On the first Friday of each month, the Bureau of Labor Statistics of the U.S. Department of Labor Statistics issues the Employment Situation Report. As described at Investopedia ( http://www.bls.gov/news.release/empsit.nr0.htm), this report, ” . . . also known as the Labor Report, is an extremely broad-based indicator . . . ” Data from two separate survey go into this report:
1. The first, the “establishment survey” , is a sampling of more than 400,000 businesses across the country, covering about one-third of all non-farm workers nationwide, and presents statistics concerning non-farm payrolls and hourly earnings.

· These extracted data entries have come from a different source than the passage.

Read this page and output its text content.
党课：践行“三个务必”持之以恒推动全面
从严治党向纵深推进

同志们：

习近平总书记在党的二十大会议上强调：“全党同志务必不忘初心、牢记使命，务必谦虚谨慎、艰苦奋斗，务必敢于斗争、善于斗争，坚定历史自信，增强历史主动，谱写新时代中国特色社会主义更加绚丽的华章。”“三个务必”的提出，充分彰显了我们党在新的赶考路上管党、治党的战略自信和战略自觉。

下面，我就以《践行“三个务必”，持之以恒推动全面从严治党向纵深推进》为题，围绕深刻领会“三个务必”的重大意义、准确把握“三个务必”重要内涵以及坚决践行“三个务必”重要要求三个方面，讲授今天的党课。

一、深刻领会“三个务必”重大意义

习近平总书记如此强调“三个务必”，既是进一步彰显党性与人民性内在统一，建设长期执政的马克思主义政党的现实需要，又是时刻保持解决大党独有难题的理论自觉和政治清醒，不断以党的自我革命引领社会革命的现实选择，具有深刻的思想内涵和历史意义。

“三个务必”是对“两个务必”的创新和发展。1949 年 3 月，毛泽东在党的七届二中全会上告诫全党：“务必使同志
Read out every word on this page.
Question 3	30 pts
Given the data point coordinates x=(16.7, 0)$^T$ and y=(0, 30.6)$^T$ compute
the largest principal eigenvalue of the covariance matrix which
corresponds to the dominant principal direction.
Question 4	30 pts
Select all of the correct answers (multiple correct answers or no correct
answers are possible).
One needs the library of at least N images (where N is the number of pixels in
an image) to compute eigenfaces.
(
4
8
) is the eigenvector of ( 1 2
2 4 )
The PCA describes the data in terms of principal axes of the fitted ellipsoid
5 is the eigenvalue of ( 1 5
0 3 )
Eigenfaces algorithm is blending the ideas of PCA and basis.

2. The second survey, referred to as the “household survey”, measures results from more than 60,000 households and produces a figure representing the total number of individuals out of work, and from that the national unemployment rate . The data is complied by the U.S. Census Bureu with the help of the Bureau of Labor Statistics.
Scott Grannis (the Calafia Beach Pundit — http://scottgrannis.blogspot.com/) provided the graph copied above. It shows both the data from establishment survey and from the household survey. Grannis point out that the latter measure (the red line in the chart above) has a good record over the years of picking up turning points in the economy. This is due to the fact that it is based on a very current telephone survey. The former measure is based on data obtained from existing business to which the government statisticians add an estimate of how many new firms might have been recently established. When the economy is just entering and upward turn, is is reasonablbe to expect that these statisticians will underestimate the number of new business and new workers. (Both lines represent private sector workers only.) The fact that the household data shows an upward tick is a hopeful sign.
Looking at the unemployment rate, as reflected in the chart above, the picture is a less encouraging. This chart, courtesy of “Sold-at-the-Top” (www.papereconomy.com), shows both the traditional unemployment rate–the “U3 rate” (inred)– and the “U6 rate”, which includes “marginally attached” workers (including discouraged workers) and persons who have settled for part time employment to be “underutilized” labor. The “real” unemployment rate should include this larger group, rather than the smaller and more restrictive “unemployed” group that is used for the “official” unemployment rate. And, unfortuantely the line that shows this rate (the “blue line” in the chart above) reflects a recent uptick.